Opioid addiction leaves children behind, burdens families
NORTH ADAMS — "I really love my mom and dad," Emily said. "But sometimes it feels like they don't love us."
"Emily" and "Elizabeth" both under 10 years old, live with grandparents. The girls' parents are estranged from the kids, in jail — all as a result of drug addiction.
The girls' names have been changed in this story to protect their identities.
"Could we just tell the world to help people get off drugs?" ask Emily and Elizabeth in unison, expressing their frustration about the shadow that addiction casts over their lives.
In Emily's case, addiction has led to the incarceration of one parent and separation from the other. She likes playing softball and riding motorcycles. Art, gym and music are her favorite school subjects, she said.
Elizabeth's dad is incarcerated, and drugs played a pivotal role in the death of an uncle.
"I remember after (my uncle) died and I was crying in school and my teacher gave me big hugs," she said. "I still cry; I cry every day."
Elizabeth likes math and riding all-terrain vehicles. She and Emily share a love of hip-hop dance. Both visit their fathers in correctional facilities.
"I go and I can sit next to (my dad) and we can eat and have hugs," Emily said.
"Hey, no fair!" Elizabeth said. "I can't get a hug and I can't sit next to (my dad)."
The girls' stories illustrate a particularly troubling aspect of the national problem with drug addiction, including the growing opioid problem. Recent data released by the state show that opioid deaths in Berkshire County have increased for the sixth consecutive year. When parents succumb to addiction, young children are left behind. Sometimes grandparents find themselves in the role of parenting again when they take custody of their grandchildren.
"How do you fix what little eyes have seen?" asks North Adams Police Director Michael Cozzaglio.
"How do you fix that? We are fortunate that we don't see a whole lot of that, but we do see it," he said. "And we all have a soft spot for the kids."
Homes touched by addiction are not safe havens for many children, he said.
He said sometimes children are present during a drug raid or when there is an emergency response to an overdose. Police and firefighters now respond to overdose emergencies, as do emergency medical personnel, because all agencies carry the life-saving overdose medication Narcan.
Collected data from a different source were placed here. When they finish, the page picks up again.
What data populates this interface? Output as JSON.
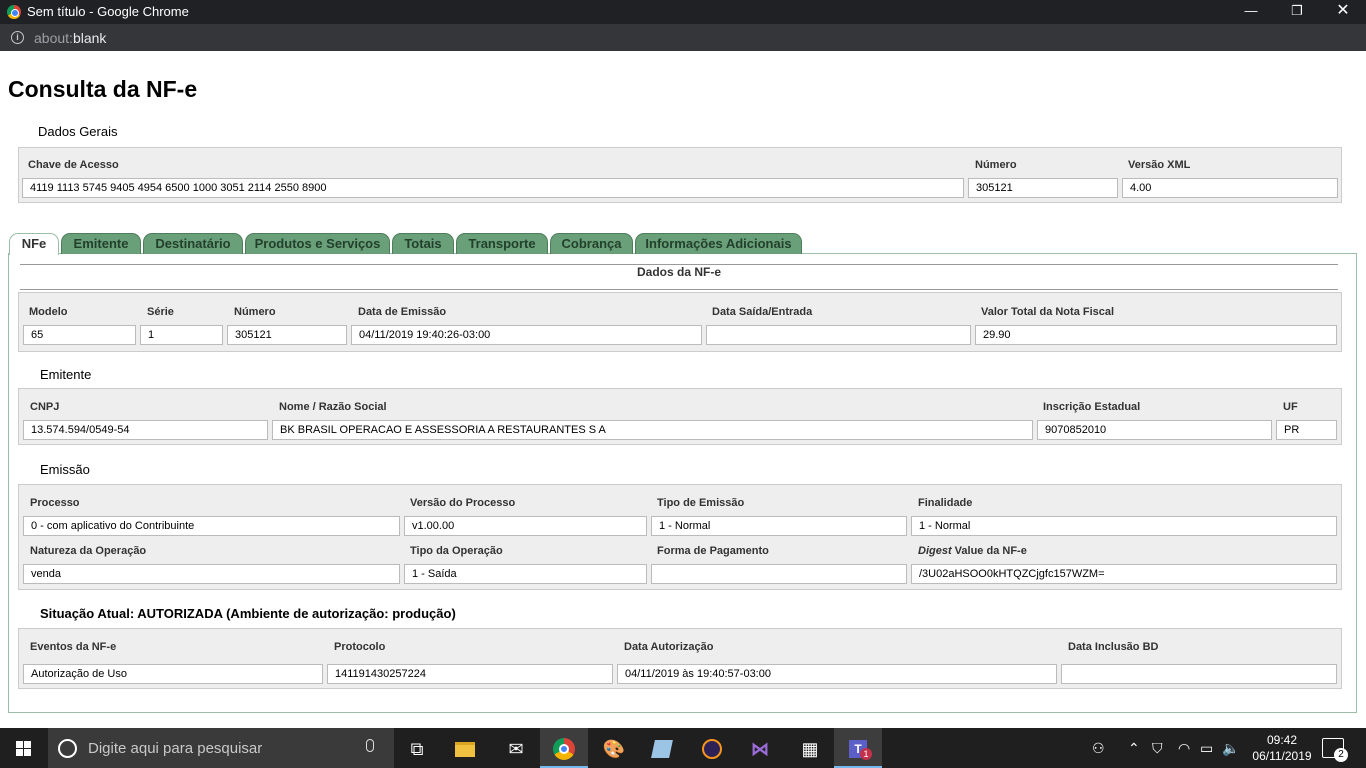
{
  "browser": {
    "window_title": "Sem título - Google Chrome",
    "url_prefix": "about:",
    "url_host": "blank",
    "minimize": "—",
    "maximize": "❐",
    "close": "✕"
  },
  "page": {
    "title": "Consulta da NF-e"
  },
  "dados_gerais": {
    "legend": "Dados Gerais",
    "chave_label": "Chave de Acesso",
    "chave_value": "4119 1113 5745 9405 4954 6500 1000 3051 2114 2550 8900",
    "numero_label": "Número",
    "numero_value": "305121",
    "versao_label": "Versão XML",
    "versao_value": "4.00"
  },
  "tabs": [
    {
      "label": "NFe",
      "active": true
    },
    {
      "label": "Emitente"
    },
    {
      "label": "Destinatário"
    },
    {
      "label": "Produtos e Serviços"
    },
    {
      "label": "Totais"
    },
    {
      "label": "Transporte"
    },
    {
      "label": "Cobrança"
    },
    {
      "label": "Informações Adicionais"
    }
  ],
  "dados_nfe": {
    "heading": "Dados da NF-e",
    "modelo_label": "Modelo",
    "modelo_value": "65",
    "serie_label": "Série",
    "serie_value": "1",
    "numero_label": "Número",
    "numero_value": "305121",
    "emissao_label": "Data de Emissão",
    "emissao_value": "04/11/2019 19:40:26-03:00",
    "saida_label": "Data Saída/Entrada",
    "saida_value": "",
    "valor_label": "Valor Total da Nota Fiscal",
    "valor_value": "29.90"
  },
  "emitente": {
    "legend": "Emitente",
    "cnpj_label": "CNPJ",
    "cnpj_value": "13.574.594/0549-54",
    "nome_label": "Nome / Razão Social",
    "nome_value": "BK BRASIL OPERACAO E ASSESSORIA A RESTAURANTES S A",
    "ie_label": "Inscrição Estadual",
    "ie_value": "9070852010",
    "uf_label": "UF",
    "uf_value": "PR"
  },
  "emissao": {
    "legend": "Emissão",
    "processo_label": "Processo",
    "processo_value": "0 - com aplicativo do Contribuinte",
    "versao_label": "Versão do Processo",
    "versao_value": "v1.00.00",
    "tipo_emissao_label": "Tipo de Emissão",
    "tipo_emissao_value": "1 - Normal",
    "finalidade_label": "Finalidade",
    "finalidade_value": "1 - Normal",
    "natureza_label": "Natureza da Operação",
    "natureza_value": "venda",
    "tipo_operacao_label": "Tipo da Operação",
    "tipo_operacao_value": "1 - Saída",
    "pagamento_label": "Forma de Pagamento",
    "pagamento_value": "",
    "digest_label_italic": "Digest",
    "digest_label_rest": " Value da NF-e",
    "digest_value": "/3U02aHSOO0kHTQZCjgfc157WZM="
  },
  "situacao": {
    "legend": "Situação Atual: AUTORIZADA (Ambiente de autorização: produção)",
    "eventos_label": "Eventos da NF-e",
    "eventos_value": "Autorização de Uso",
    "protocolo_label": "Protocolo",
    "protocolo_value": "141191430257224",
    "data_aut_label": "Data Autorização",
    "data_aut_value": "04/11/2019 às 19:40:57-03:00",
    "data_bd_label": "Data Inclusão BD",
    "data_bd_value": ""
  },
  "taskbar": {
    "search_placeholder": "Digite aqui para pesquisar",
    "time": "09:42",
    "date": "06/11/2019",
    "notification_count": "2",
    "teams_badge": "1"
  }
}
"For many children of tender years, school is the best part of their day," he said. "But more important is family, that's where the core values are. That can be difficult when the police are there and the house is in chaos."
When children are present during emergency overdose situations, the scenes may be heart-breaking.
"It doesn't happen often," said Amalio Jusino, assistant chief of North Adams Ambulance Service, "but one that does stick out is a call where there was a 2-year-old sitting with a bottle of vodka on his lap while Dad was overdosing."
There is tremendous effort to interact with children and stave off negative feelings children may harbor because of arrests, drug raids and separations, Cozzaglio and Jusino said.
There is a program in the works in which city police officers will be purchasing basketball nets and installing them on basketball hoops located at city parks, Cozzaglio said. The cost is expected to be about $150, paid through the department's asset forfeiture account.
A recently announced "Running with the Law" program is geared toward developing positive relationships with youth. Officers present at city schools are there as a resource, he said.
Establishing a positive presence for children can be difficult. Adult behaviors are deteriorating in many cases, he noted.
"The line isn't there anymore," Cozzaglio said, referring to a shift in inhibitions and behavior brought on by addiction. "It's 'Do what you can to who you can' and then it's 'Catch me if you can.' These people often have 3-year-olds, 6-year-olds, at home. We are arresting people and that looks bad in some people's eyes. Kids love their parents and this is a very delicate thing. It's hard on officers, it's hard on all the (emergency service responders) and we are all thinking about the kids."
Affecting three generations
Missing their parents makes them sad, Emily and Elizabeth said. Both said that they attend school-based counseling sessions with other children facing similar situations.
"Olivia" is Elizabeth's grandmother and "Liz" is Emily's grandmother.
"This is affecting three generations," Olivia said. "It's heartbreaking because of my children's addiction and the constant worry about whether they will live to see their children grow up. Will I live to see it? What happens to the grandchildren if something happens to me? We worry, how do we protect our grandchildren?"
"Those are my sentiments," Liz said. "I am fearful for the future. What happens when (the parents) get out? We always have hope, we want them to live, but addiction is a selfish disease and it takes the person you knew away. And the children live in chaos."
Emily and Elizabeth said they know about "hospitals" that treat people with addiction. Both wish there were more such places and that more people could get help.
But they have other thoughts as well.
"I wish there was no drugs, that they would go away," Elizabeth said. "I want my whole family alive. When people talk bad about my family, it hurts my feelings so I wish that wouldn't happen.'
Negative comments about family members are hard to hear and creates sadness, Emily agreed.
"I wish people in my family could just start over," she said. "I wish we could just be together."
"It would be great if drugs were gone and everybody could be happy," she said.
"These girls are older than their years," Olivia said. "They live this."